- From: Bijan Parsia <bparsia@cs.man.ac.uk>
- Date: Fri, 22 Feb 2008 12:23:48 +0000
- To: Bijan Parsia <bparsia@cs.man.ac.uk>
- Cc: "Michael Schneider" <schneid@fzi.de>, "Ulrike Sattler" <sattler@cs.man.ac.uk>, "OWL Working Group WG" <public-owl-wg@w3.org>
On 22 Feb 2008, at 10:50, Bijan Parsia wrote: [snip] > "Typical non-standard" seems like a "spec smell" to me. If it's > typical, let's standardize it. In fact, this is more than typical: > It's ubiquitous. [snip] I realized after sending this that people might not understand what I mean by "spec smell". I mean it by analogy to "code smell": http://en.wikipedia.org/wiki/Code_smell which is, in my understanding, a fairly neutral term (i.e., code smells don't necessarily mean there's a problem, just that careful examination and justification is required).
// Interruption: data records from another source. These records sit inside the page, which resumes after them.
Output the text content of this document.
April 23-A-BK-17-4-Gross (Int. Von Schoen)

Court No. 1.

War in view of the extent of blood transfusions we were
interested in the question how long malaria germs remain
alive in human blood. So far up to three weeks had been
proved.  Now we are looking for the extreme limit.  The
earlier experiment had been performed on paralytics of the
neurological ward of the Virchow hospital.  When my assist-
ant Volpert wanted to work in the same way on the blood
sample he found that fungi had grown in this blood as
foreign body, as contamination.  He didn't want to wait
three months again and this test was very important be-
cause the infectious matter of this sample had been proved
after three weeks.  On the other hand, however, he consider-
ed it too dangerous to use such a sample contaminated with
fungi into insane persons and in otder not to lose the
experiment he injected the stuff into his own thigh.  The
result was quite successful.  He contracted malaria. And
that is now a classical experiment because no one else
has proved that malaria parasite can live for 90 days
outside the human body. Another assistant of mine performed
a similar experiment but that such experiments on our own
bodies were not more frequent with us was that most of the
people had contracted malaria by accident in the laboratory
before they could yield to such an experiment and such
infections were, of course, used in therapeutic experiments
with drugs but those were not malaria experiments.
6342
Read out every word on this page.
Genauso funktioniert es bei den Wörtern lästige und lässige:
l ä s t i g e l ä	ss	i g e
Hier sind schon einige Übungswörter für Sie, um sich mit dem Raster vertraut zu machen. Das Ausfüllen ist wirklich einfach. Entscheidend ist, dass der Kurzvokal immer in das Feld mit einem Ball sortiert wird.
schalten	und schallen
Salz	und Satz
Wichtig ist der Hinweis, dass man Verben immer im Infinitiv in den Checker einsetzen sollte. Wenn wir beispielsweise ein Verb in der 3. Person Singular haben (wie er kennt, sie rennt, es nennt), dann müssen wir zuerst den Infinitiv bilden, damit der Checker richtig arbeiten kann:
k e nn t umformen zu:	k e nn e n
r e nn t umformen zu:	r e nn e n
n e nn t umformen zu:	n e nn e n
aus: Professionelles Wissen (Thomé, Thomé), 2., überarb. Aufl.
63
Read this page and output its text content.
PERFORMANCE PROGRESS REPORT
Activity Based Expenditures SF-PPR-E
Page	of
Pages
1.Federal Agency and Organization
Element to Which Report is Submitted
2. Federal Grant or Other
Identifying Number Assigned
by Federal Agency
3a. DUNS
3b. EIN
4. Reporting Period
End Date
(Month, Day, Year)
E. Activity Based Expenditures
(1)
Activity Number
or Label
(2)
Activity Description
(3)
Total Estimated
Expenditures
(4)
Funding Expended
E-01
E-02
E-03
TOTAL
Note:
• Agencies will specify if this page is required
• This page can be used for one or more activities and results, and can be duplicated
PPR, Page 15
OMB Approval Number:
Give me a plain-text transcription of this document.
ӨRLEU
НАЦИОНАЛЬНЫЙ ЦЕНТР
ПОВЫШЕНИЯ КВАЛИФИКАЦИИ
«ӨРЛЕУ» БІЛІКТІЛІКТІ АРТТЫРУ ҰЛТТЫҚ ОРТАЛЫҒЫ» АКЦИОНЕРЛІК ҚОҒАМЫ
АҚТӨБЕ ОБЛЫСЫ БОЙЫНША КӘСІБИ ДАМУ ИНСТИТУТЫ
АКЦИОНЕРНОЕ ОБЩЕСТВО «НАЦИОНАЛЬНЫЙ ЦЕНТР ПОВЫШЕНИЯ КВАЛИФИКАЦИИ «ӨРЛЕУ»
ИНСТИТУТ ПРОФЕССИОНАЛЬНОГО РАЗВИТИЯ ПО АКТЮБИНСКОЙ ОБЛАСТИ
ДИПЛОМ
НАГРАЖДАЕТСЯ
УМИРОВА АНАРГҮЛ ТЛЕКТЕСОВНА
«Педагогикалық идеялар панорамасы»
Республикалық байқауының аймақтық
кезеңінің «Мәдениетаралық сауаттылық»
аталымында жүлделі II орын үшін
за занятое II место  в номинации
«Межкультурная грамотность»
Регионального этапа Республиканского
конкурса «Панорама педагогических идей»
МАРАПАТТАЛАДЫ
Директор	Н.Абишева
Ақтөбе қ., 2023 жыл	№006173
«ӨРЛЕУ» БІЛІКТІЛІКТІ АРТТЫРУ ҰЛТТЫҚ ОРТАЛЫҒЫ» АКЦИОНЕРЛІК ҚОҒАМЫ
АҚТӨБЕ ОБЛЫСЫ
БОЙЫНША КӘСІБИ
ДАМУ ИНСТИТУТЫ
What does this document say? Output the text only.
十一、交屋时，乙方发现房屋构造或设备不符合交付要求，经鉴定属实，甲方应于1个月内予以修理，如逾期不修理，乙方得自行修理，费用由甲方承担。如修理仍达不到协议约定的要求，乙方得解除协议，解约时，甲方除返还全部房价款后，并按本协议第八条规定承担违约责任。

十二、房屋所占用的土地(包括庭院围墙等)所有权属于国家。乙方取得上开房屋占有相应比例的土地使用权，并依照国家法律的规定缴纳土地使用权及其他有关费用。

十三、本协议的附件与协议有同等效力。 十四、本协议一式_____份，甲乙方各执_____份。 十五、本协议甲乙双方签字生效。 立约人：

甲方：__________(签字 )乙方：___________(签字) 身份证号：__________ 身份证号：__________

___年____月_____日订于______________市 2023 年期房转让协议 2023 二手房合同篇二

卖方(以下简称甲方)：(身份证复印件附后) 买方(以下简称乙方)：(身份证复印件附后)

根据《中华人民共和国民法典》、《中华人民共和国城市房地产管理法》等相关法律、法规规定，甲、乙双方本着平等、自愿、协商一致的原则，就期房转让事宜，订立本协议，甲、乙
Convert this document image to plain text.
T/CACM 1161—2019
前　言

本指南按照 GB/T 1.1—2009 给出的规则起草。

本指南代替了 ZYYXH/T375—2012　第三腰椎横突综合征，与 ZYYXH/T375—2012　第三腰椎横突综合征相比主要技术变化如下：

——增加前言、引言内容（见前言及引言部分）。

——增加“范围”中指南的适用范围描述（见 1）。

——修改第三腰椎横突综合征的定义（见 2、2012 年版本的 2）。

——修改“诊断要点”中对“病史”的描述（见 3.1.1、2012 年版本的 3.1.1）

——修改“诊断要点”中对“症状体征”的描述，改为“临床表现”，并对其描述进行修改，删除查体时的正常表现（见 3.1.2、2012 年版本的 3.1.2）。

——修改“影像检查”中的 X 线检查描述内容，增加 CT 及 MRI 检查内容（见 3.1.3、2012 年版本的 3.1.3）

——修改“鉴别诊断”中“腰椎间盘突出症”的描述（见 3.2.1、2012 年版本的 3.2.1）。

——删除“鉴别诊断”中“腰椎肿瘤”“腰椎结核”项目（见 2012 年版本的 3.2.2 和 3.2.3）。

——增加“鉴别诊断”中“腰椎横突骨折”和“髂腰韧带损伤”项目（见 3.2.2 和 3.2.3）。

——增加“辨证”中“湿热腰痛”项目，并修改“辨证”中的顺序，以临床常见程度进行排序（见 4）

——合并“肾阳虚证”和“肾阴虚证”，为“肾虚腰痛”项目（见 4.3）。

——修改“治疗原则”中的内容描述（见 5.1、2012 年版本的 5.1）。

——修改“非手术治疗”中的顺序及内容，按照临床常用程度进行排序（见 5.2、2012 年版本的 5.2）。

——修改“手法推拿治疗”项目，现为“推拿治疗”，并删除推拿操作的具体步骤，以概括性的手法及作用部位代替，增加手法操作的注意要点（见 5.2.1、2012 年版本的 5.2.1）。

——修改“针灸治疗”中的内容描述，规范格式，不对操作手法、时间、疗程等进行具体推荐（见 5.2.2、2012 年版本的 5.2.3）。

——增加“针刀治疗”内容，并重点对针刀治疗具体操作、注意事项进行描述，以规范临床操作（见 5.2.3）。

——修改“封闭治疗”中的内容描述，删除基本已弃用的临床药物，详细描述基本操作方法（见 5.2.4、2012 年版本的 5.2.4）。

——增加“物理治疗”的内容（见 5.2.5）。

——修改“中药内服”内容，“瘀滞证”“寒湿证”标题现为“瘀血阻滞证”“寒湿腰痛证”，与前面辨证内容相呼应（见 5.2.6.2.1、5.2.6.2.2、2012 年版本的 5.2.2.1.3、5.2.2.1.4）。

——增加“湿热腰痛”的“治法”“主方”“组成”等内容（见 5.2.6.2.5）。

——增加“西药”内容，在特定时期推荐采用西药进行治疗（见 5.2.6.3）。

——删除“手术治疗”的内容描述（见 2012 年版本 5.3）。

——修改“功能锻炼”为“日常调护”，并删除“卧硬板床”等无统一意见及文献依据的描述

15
I think if we find ourselves saying, in informative text, that some deviance is "typical but nonstandard" we ought to scrutinize very carefully why this *typical* behavior is nonstandard. All things considered, it may make sense to keep it as "typical but nonstandard", but I think the more we can avoid such the better off the spec. (Esp. if implementors end up using the informative part to guide the user observable behavior of their software.) Cheers, Bijan.